Из-за слез потек макияж, и мне пришлось снять линзы. Поэтому картинка видится нечетко. Что, в общем-то, в данной ситуации только плюс.
Наконец, нас с миром отпускают отдыхать. Мы садимся в такси и едем в гостиницу. Молча.
У самого крыльца Владимир вдруг останавливается.
— Поднимайся в номер. В фойе назовешь мою фамилию, тебе дадут ключ. Жди там.
— А ты? — я переминаюсь с ноги на ногу, сжимая в руках сумочку, которую собрала для первой брачной ночи и поездки в аэропорт.

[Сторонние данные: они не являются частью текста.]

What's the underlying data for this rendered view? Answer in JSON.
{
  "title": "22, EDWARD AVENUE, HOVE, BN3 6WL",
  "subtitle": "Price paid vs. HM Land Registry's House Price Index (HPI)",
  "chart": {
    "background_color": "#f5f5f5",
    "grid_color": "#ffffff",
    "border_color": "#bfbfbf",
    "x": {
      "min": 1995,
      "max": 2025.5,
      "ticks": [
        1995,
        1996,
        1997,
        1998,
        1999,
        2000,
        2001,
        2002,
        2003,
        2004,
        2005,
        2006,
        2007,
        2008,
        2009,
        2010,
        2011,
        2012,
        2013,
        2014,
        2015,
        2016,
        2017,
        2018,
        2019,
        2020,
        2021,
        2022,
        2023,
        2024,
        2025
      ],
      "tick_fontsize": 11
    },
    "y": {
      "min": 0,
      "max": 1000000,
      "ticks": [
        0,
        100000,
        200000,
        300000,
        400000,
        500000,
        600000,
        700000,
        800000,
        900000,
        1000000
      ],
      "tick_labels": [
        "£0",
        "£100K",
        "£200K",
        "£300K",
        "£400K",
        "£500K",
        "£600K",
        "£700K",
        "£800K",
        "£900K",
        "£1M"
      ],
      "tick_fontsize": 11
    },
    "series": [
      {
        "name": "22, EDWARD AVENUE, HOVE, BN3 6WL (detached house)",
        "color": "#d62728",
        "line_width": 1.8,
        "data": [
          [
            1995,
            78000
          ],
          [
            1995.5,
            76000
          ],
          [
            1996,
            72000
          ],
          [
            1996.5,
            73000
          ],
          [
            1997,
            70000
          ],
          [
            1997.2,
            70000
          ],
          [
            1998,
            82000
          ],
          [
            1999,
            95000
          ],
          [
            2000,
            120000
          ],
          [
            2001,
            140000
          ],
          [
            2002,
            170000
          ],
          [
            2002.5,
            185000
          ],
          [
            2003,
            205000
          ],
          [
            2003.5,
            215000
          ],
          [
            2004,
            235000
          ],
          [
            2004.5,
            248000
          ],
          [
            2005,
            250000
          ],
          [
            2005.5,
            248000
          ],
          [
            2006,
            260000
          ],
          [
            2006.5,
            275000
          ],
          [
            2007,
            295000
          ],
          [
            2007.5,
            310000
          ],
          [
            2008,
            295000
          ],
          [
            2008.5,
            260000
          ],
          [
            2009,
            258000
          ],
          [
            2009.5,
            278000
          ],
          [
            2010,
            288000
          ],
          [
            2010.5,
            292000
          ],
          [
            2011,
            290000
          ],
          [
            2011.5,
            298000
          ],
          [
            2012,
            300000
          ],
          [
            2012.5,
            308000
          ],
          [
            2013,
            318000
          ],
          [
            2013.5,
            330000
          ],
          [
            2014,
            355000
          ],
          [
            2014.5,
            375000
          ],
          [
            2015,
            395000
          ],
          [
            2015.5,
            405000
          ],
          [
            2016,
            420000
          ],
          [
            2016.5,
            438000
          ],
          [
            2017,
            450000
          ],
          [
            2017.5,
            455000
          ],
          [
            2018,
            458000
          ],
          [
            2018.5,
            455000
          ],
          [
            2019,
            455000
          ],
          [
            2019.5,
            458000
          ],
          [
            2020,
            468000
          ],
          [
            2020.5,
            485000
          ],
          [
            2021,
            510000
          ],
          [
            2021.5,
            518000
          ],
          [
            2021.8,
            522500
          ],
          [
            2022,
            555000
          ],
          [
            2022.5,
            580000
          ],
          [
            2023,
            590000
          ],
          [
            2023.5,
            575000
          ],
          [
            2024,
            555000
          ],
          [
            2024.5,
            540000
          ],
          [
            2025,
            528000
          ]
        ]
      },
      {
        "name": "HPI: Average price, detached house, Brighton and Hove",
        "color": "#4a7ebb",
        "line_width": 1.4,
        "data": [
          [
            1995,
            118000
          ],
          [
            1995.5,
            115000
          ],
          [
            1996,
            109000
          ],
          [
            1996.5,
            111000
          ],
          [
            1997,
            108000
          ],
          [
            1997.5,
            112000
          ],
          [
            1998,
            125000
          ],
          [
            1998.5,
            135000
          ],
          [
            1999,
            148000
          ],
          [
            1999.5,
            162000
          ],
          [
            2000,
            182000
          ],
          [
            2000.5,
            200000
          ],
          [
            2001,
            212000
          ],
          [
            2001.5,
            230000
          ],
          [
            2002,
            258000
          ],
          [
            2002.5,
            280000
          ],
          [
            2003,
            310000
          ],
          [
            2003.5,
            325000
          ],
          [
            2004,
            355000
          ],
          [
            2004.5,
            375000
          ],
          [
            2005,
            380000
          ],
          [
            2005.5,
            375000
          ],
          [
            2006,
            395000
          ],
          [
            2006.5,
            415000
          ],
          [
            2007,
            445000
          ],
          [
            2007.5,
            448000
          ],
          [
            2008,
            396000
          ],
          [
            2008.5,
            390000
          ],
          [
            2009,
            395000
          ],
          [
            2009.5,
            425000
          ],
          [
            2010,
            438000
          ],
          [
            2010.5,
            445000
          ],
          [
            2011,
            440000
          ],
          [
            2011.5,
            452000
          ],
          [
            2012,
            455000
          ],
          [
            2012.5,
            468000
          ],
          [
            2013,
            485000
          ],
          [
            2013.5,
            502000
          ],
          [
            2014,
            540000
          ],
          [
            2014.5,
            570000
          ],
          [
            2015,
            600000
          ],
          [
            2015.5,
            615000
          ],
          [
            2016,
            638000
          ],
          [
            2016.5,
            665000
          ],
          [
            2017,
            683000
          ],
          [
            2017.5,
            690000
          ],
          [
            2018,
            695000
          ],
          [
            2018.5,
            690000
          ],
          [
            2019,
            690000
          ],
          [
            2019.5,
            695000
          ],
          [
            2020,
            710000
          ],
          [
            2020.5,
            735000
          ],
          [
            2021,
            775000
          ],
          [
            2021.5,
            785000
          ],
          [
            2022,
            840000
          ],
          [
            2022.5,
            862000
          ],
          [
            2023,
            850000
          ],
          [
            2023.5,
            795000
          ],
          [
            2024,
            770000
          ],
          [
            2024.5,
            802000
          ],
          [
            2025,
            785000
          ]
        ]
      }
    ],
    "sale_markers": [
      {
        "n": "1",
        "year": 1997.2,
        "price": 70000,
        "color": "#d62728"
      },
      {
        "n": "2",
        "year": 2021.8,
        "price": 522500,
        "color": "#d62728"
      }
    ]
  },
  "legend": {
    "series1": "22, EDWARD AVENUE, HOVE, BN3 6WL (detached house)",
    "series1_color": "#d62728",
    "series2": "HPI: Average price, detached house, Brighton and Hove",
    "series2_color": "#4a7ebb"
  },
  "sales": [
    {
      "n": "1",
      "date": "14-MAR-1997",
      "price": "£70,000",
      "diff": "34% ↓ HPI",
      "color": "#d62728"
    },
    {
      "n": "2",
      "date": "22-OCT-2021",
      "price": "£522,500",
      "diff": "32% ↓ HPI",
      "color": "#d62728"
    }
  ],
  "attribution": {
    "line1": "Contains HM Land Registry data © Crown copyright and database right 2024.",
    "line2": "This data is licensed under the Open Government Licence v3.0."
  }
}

— Я хочу немного прогуляться. Скоро приду.
— О. Хорошо. Ладно.
— Можешь сбежать, — он будто не удерживается. И это… словно выдает его. Второй раз мелькает странная мысль, что он ревнует. Возможно ли такое? Что сегодня я не просто уязвила его богическое самолюбие, но и ранила по-человечески? Глупости! Не мог же он и правда думать, что мне нравится идея навязанного замужества!
— Не буду убегать, — говорю я, стараясь поймать его взгляд.
— Дело твое.
Я чувствую, что он смотрит на меня, пока я не скрываюсь за тяжелыми дверями.
Глава 21
Как же там Тарас? Бедный, из-за меня ему прилично досталось. Он хотел меня о чем-то предупредить. Умолял бежать, спасаться. Да какое там! Костя бы меня догнал в два прыжка, даже если бы я отважилась.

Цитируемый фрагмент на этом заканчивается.